US Government to sue Oracle for alleged fraud

News 17 Jun, 2010

The US Department of Justice has joined a whistleblower's case against Oracle, which has been accused of overcharging the US Government.

Oracle is being sued by the US Department of Justice (DoJ) for allegedly overcharging and has been accused of trying to defraud the US Government.

Former Oracle worker Paul Frascella and the DoJ have taken the lawsuit to the software giant, claiming that the company did not disclose discounts to the government that it had offered to favoured commercial customers.

A complaint has now been filed in a federal court in Alexandra Virginia which says that under General Services Administration contracts, companies should offer the best prices to the government, according to a Bloomberg report.

The complaint claimed that the government had been overcharged by tens of millions of dollars.

Frascella, while at Oracle, had been involved in multiple award schedule deals that are negotiated by the US General Services Administration (GSA).
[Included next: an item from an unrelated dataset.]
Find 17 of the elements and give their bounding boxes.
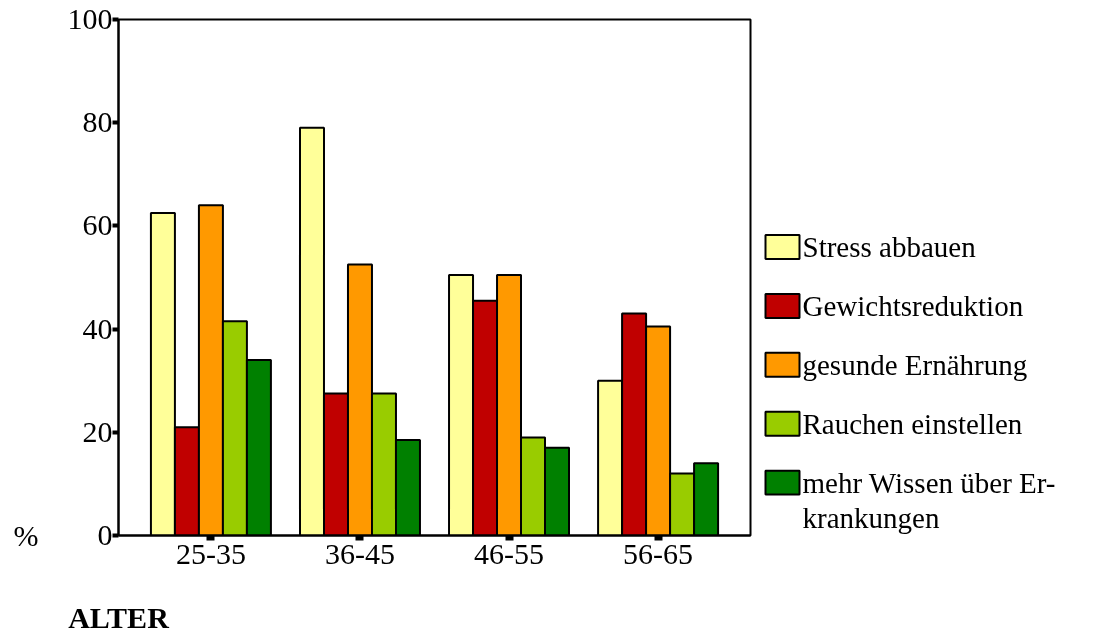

These make it simpler for government agencies to place orders as they go through a GSA schedule rather than via procurement programmes.

The government is then supposed to receive “equal to or greater than the discount given to that firm’s most favoured customer” and the contracted firm is required to report on these discounts, the complaint said.

It claimed that Oracle had used “various schemes” enabling the company “to give commercial customers deeper discounts than the GSA schedule provided”.

Frascella had originally launched the case in 2007 under the False Claims Act, which allowed the whistleblower to sue on behalf of the government. The DoJ then joined the case in April this year.

If a court orders a payout then Frascella is likely to get a cut.

Oracle had not responded to IT PRO's request for comment on the claims made in the complaint at the time of publication.